Женька переоделся в своей комнате, поменял мокрые туфли на сухие удобные тапочки и пошел на пятый этаж. Долго стучал в комнату Марины, но отворилась дверь соседей и оттуда вышла крашенная блондинка с кастрюлей в руке. Блондинка сделала вид, что ей срочно надо на кухню, хотя из комнаты ее выгнало бабье любопытство: кто ж так усердно стучится к Марине?

- Простите, вы не знаете, где Марина? - спросил Женька у блондинки.

  • По-моему, в триста второй. По крайней мере, часов в семь они с Толькой пошли к нему (все-то они знают соседочки-блондиночки!).

У Женьки в груди похолодело от ревности и обиды. Все ясно: мою любимую любить увели. Он знал Толика и его кампанию, даже числился в приятелях, но по большому счету презирал их за разгильдяйство и нечистоплотность. Пьянки-гулянки и непотребные девки - вот привычная им ситуация. Собиралось их обычно три-пять человек, закупался дешевый портвейн, приглашались дамочки такого же стиля поведения, и народ гулял. Пили вино, кто-то бренчал на гитаре, кто-то пытался спорить с умным видом, кто-то травил пошлые анекдоты - все смешивалось в гуле, гаме, было скучно и пошло, и это считалось, что народ веселится, общается. Под конец многие разбредались по углам с пьяными девками, которые уже морально созрели, чтобы подстелиться. А для чего ж еще тогда гулянка?

"Проклятое общежитие!" - негодовал про себя Женька. - Здесь несовершеннолетних девочек делают несовершеннолетними женщинами. Напьются и по фигу все: И почему развращенные стремятся развратить других?"

Он постучал в триста вторую, из-за двери которой доносился шум, перемешанный с музыкой. Дверь отворилась и из полутьмы комнаты раздался коллективный возглас: "О-о! Женька пришел!!" Словно Женька был старый друг всей кампании. Правда, через минуту-другую возглас сменился равнодушием, словно он и не приходил. Казалось, о нем забыли: как пришел, так и уйдет, не мешает.

Женька присел на кровать и огляделся. Посреди комнаты стоял стол, заваленный грязными тарелками, пустыми бутылками, недоеденной пищей, присыпанной пеплом. Накурено было до тошноты. Рядом со столом под тягучую музыку магнитофона томились две пары, изображая что-то вроде танца. Но это был уже не столько танец, сколько что-то среднее между танцем и половым актом. Тела сплелись, лица вспотели, покраснели то ли от алкоголя, то ли от распиравших гормонов, а руки терлись, прости господи, о срамные места партнеров, что было верхом неприличия для трезвого Женьки.

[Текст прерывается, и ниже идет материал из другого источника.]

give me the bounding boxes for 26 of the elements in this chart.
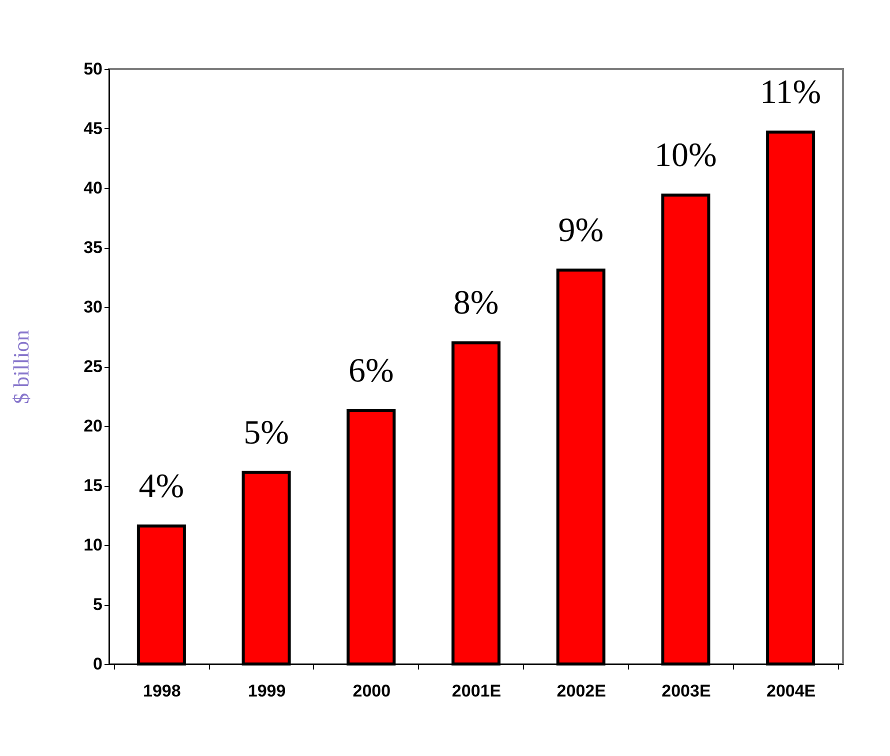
x-tick-label: 2002E — [556, 682, 606, 700]
y-tick-label: 20 — [84, 416, 102, 436]
x-tick-label: 2000 — [352, 682, 391, 700]
x-tick-label: 1998 — [143, 682, 181, 700]
annotation: 10% — [654, 137, 717, 174]
y-tick-label: 15 — [84, 476, 102, 495]
x-tick-label: 2004E — [766, 682, 816, 700]
x-tick-label: 2001E — [452, 682, 502, 700]
y-tick-label: 40 — [84, 178, 102, 198]
annotation: 6% — [348, 352, 394, 390]
y-tick-label: 5 — [93, 595, 102, 614]
y-tick-label: 30 — [84, 298, 102, 316]
y-tick-label: 45 — [84, 119, 102, 138]
annotation: 9% — [558, 212, 604, 250]
y-tick-label: 0 — [93, 654, 102, 674]
y-tick-label: 25 — [84, 357, 102, 376]
annotation: 11% — [760, 74, 822, 112]
x-tick-label: 1999 — [248, 682, 286, 700]
y-tick-label: 35 — [84, 238, 102, 257]
y-tick-label: 50 — [84, 60, 102, 78]
y-tick-label: 10 — [84, 536, 102, 554]
annotation: 4% — [138, 468, 184, 505]
annotation: 8% — [453, 284, 499, 322]
x-tick-label: 2003E — [662, 682, 711, 700]
y-axis-title: $ billion — [8, 330, 34, 404]
annotation: 5% — [244, 414, 289, 452]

Когда глаза окончательно привыкли к сумраку комнаты, Женька рассмотрел, что Толик обнимает разомлевшую дамочку в углу свое кровати, а Марина сидит с каким-то рыжеватым парнем и неумело курит. По ее неуверенным движениям Женька понял, что она пьяна, а потому старательному равнодушию, что было на ее лице, он догадался, что его приход смутил ее и что при нем она чувствует себя здесь неловко.

"Противне все, - морщась, думает Женька, - лица так и лоснятся. А Маринка - глупая. Надо ее увести отсюда".

Магнитофон делает паузу, пытаясь отдохнуть, и пары с неохотой расплетаются. Потом музыка вновь завыла, и Женька пригласил на танец Марину.

- Мне надо тебе сказать одну очень важную вещь, - прошептал он ей на ухо.

- Говори.

- Ну не здесь же - не та обстановка. Давай поднимемся ко мне на минуточку, ладно? - говорил он мягко и ласково, боясь спугнуть - если заупрямится, калачом не вытащишь из этой дыры.

Марина кивнула, и они двинулись к двери.

- Марина, ты куда? - встрепенулся рыжеватый парень.

- Я сейчас вернусь, рыжик, не скучай.

 

- Ну и что ты хотел мне сказать? - с деланной развязностью, когда они поднялись этажом выше и оказались в комнате Жени. Ей было стыдно, что она попала в такую кампанию, что пила пиво и целовалась с каким-то Колей, с которым познакомилась три часа назад. Она чувствовала себя виноватой, но чтоб скрыть и стыд, и чувство вины, она приняла независимо-небрежный вид, смотрела вокруг высокомерно, с этакой бравадой, даже закурить вновь, развалясь на стуле нога на ногу.

- Прежде всего, брось сигарету и не кури в моей комнате, - тон у Женьки был уже серьезнее и грубее.

Ну что-о ты?" - издевательски протянула Марина, словно Женька требовал что-то мелочное и глупое.

- Я тебя прошу.

- Докурю и брошу, - независимый вид и надменный тон сохраняла.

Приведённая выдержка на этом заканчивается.